Dalam politik, perbedaan pendapat dan adu strategi dalam memenangkan cita-cita serta program yang hendak dilaksanakan adalah sesuatu yang niscaya. Begitu pula dengan Partai Golkar yang telah lama berkiprah dalam panggung politik Indonesia.
Namun, beberapa peristiwa terbaru menunjukkan adanya perbedaan pandangan dalam mencapai tujuan yang sama, terutama mengenai pencapresan Airlangga Hartarto untuk Pemilu 2024.
Usulan Luhut Binsar Panjaitan (LBP) sebagai Ketua Dewan Penasehat Partai Golkar yang menyarankan agar Airlangga tidak memaksakan diri sebagai calon presiden menimbulkan tanda tanya besar. Usulan ini tidak hanya berpotensi melanggar Keputusan Munas Partai Golkar, tetapi juga mengabaikan rekomendasi Dewan Pakar yang justru mendukung pencapresan Airlangga.
Di sisi lain, penyataan Ridwan Hisjam yang siap menjadi panglima pemenangan dalam kampanye mendukung Airlangga memperkuat keinginan untuk melanjutkan rencana pencapresan ini.
Saran LBP kepada Airlangga Hartarto agar membenahi pekerjaan lain jika tidak bisa mencalonkan diri sebagai calon presiden atau wakil presiden, seakan-akan meremehkan niat dan kemampuan Airlangga dalam mengelola organisasi berlambang pohon beringin ini.

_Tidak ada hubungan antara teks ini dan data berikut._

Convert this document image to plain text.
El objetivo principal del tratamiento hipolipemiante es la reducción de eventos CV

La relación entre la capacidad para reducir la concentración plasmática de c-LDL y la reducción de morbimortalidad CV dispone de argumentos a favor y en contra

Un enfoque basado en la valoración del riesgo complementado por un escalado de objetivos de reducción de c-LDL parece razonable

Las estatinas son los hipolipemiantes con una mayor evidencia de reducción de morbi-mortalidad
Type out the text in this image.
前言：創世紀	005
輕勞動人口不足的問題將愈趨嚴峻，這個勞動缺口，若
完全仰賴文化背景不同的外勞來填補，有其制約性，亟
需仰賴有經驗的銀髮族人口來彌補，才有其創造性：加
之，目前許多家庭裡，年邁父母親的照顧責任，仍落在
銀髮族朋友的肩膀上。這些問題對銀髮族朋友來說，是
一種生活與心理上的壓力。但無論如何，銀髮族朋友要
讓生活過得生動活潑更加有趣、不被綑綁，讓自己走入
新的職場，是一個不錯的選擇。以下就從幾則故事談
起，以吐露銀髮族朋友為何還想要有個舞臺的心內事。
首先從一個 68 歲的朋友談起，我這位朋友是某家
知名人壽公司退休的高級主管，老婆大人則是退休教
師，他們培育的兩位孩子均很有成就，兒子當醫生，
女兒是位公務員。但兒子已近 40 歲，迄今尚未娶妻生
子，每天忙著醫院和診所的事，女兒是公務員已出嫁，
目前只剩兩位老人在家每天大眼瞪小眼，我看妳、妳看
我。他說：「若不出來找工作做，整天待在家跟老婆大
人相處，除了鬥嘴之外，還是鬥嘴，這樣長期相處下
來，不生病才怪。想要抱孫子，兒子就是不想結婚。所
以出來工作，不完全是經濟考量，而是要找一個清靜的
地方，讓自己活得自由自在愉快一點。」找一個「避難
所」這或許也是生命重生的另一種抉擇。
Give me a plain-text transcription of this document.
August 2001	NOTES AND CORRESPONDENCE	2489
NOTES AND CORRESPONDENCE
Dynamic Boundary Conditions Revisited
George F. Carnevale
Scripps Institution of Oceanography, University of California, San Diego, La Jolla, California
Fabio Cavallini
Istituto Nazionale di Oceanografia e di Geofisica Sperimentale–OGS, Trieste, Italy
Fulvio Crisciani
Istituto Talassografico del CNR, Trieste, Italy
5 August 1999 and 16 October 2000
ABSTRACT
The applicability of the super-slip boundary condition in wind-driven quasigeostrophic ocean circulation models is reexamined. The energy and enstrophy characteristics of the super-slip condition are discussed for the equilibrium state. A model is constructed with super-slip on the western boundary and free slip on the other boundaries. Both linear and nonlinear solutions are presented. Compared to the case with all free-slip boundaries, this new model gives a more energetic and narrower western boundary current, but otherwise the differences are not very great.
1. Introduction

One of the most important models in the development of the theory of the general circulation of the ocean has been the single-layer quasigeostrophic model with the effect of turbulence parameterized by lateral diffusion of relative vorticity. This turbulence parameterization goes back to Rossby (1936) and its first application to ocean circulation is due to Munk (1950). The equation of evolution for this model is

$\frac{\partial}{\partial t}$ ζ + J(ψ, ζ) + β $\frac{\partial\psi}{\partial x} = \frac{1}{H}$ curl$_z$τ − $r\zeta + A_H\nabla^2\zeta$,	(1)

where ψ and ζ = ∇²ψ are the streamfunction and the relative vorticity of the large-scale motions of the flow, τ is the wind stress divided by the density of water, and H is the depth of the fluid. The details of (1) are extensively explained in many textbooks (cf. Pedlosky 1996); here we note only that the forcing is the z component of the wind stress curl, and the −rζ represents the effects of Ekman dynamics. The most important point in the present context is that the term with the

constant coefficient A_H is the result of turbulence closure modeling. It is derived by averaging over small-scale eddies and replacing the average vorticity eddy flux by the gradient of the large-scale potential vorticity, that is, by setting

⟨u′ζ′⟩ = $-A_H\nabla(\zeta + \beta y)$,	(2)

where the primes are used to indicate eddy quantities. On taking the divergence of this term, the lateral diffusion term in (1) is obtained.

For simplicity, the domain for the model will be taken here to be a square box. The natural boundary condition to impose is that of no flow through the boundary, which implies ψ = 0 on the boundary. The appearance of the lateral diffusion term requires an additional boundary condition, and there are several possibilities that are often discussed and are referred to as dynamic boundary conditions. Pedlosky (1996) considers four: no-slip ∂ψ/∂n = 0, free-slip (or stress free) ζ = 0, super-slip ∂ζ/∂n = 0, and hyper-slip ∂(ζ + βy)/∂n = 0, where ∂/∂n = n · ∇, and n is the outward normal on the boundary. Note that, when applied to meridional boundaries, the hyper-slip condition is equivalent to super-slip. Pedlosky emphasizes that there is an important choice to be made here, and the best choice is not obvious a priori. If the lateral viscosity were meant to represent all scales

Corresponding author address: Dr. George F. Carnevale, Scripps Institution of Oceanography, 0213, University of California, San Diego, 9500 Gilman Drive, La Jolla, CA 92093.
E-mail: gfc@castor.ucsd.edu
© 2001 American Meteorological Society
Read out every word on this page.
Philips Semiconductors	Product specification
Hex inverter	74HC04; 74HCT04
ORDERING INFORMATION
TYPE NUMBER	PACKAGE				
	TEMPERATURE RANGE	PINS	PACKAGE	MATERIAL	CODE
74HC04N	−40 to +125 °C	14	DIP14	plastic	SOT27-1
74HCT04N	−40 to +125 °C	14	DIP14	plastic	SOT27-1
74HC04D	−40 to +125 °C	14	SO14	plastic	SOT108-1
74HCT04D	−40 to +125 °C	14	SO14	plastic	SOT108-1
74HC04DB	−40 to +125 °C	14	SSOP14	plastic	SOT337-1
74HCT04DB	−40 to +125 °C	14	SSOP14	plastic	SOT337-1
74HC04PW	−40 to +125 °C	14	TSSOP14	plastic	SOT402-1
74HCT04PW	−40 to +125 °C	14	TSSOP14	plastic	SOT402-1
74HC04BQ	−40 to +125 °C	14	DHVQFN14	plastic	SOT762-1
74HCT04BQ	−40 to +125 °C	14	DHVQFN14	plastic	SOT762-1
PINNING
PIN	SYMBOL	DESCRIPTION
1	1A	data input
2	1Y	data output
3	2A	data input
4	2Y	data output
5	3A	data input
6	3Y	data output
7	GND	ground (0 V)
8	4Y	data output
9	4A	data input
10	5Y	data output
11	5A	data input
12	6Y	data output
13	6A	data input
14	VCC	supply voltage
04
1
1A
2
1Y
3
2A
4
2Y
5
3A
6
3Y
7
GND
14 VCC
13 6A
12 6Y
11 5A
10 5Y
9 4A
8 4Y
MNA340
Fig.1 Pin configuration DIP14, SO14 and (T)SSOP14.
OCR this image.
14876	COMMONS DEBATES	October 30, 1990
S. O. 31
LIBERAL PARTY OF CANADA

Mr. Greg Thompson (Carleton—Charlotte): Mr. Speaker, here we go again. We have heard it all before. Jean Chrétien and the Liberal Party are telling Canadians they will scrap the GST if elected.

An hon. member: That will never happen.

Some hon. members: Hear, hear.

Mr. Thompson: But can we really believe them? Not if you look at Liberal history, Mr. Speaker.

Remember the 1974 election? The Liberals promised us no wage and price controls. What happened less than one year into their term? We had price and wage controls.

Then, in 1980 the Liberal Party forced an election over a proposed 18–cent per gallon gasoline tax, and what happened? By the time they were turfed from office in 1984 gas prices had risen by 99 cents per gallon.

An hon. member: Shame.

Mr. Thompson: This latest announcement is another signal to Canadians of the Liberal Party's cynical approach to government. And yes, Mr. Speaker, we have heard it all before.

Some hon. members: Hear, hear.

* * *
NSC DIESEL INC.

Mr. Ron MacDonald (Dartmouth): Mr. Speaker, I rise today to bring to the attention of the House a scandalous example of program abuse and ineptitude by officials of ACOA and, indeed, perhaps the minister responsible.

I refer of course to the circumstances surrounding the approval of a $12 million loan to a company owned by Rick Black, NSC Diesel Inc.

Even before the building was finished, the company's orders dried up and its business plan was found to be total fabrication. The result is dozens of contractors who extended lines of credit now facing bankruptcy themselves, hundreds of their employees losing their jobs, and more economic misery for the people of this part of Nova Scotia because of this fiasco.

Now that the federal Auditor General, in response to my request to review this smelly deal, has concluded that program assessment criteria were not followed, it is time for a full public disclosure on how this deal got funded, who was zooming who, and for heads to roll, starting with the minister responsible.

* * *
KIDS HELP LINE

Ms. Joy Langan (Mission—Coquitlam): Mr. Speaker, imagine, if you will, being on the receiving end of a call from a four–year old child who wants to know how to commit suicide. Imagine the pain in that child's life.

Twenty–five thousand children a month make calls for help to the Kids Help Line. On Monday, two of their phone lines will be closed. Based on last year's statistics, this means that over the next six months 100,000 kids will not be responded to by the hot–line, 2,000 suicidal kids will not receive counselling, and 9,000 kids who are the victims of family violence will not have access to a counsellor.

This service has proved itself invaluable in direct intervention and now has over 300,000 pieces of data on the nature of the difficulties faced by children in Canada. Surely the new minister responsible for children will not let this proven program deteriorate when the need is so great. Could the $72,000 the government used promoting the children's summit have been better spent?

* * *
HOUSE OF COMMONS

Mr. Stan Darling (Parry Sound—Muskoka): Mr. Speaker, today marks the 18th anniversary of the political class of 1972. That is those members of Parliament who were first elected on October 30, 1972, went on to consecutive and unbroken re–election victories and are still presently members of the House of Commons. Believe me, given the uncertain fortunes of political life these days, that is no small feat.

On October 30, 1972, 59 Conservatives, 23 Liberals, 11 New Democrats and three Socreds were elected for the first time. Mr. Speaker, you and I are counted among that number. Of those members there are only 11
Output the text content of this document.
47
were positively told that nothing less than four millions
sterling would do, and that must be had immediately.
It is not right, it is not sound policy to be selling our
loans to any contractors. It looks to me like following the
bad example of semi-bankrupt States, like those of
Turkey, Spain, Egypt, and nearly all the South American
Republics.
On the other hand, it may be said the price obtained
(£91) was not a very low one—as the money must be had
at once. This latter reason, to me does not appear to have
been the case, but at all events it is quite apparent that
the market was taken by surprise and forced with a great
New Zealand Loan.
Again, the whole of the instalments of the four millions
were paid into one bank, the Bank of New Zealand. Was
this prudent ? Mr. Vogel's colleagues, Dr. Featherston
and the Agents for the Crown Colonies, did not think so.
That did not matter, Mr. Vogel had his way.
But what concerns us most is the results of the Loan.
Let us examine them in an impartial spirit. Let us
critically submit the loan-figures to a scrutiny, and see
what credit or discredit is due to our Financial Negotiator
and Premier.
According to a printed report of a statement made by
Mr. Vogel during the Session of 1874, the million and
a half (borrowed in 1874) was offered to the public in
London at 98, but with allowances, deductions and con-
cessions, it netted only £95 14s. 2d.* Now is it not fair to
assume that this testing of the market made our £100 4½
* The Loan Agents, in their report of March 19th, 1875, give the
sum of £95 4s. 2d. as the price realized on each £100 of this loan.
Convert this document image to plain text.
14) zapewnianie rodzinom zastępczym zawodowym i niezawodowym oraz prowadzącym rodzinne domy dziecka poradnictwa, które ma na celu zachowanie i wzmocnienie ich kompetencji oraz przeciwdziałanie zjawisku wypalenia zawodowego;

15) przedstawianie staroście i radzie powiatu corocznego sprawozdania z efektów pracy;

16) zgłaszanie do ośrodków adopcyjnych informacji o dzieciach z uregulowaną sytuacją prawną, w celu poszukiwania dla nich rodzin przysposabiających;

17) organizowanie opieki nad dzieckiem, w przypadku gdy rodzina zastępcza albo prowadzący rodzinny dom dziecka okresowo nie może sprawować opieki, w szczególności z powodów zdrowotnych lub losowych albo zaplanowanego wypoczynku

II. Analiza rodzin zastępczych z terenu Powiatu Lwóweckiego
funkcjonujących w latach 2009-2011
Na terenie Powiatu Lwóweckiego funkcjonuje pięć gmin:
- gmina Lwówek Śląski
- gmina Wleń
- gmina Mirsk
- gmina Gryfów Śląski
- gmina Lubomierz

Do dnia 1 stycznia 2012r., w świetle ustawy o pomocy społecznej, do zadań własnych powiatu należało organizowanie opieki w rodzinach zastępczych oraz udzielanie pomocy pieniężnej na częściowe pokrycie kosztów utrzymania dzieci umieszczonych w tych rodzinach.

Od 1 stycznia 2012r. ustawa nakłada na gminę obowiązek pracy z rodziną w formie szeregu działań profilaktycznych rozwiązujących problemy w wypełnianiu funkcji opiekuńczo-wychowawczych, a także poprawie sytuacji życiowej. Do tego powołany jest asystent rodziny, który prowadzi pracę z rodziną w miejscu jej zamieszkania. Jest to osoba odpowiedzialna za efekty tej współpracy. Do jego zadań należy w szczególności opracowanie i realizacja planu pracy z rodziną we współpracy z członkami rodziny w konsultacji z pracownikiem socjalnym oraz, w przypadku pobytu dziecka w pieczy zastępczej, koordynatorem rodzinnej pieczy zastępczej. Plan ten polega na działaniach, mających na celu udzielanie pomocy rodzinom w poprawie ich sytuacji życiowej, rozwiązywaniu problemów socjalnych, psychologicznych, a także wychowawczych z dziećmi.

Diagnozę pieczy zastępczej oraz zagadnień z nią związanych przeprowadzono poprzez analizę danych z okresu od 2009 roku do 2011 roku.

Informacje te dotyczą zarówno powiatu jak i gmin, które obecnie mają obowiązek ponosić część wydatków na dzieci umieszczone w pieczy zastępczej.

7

Keputusan Munas 2019 dan rekomendasi Dewan Pakar menetapkan Airlangga sebagai calon presiden Partai Golkar untuk Pemilu 2024. Apakah saran Luhut yang juga yang juga Menteri Koordinator Bidang Kemaritiman dan Investasi artinya mempertanyakan keputusan partainya sendiri?
Apakah pandangan pria yang akrab disapa opung itu sebagai seorang penasehat politik lebih berarti daripada hasil rapat pleno dan keputusan tingkat nasional yang sudah diputuskan oleh partai?
Kita harus ingat bahwa Partai Golkar adalah partai politik yang mengutamakan musyawarah untuk mencapai mufakat. Oleh karena itu, pandangan Luhut yang mengarah pada opsi lain di luar keputusan partai bisa dipertanyakan sebagai ketidakkonsistenan terhadap semangat musyawarah dalam internal partai itu sendiri.
Apalagi LBP juga menyebut bahwa memaksakan Airlangga sebagai capres atau cawapres dapat merugikan Partai Golkar. Ia bahkan menyiratkan pesimisme terhadap perolehan kursi Partai Golkar pada Pemilu 2024.
Sebagai kader senior partai, Luhut harusnya mempunyai keyakinan dan semangat dalam mendukung partainya. Pesimisme yang diungkapkan malah berpotensi mempengaruhi mood dan semangat para kader Partai Golkar.
Apakah pernyataan seperti ini merupakan upaya untuk menggeser fokus perhatian agar tidak terlalu terfokus pada pencapresan Airlangga? Apakah ada pertimbangan lain di balik pernyataan tersebut yang ingin dikomunikasikan kepada publik?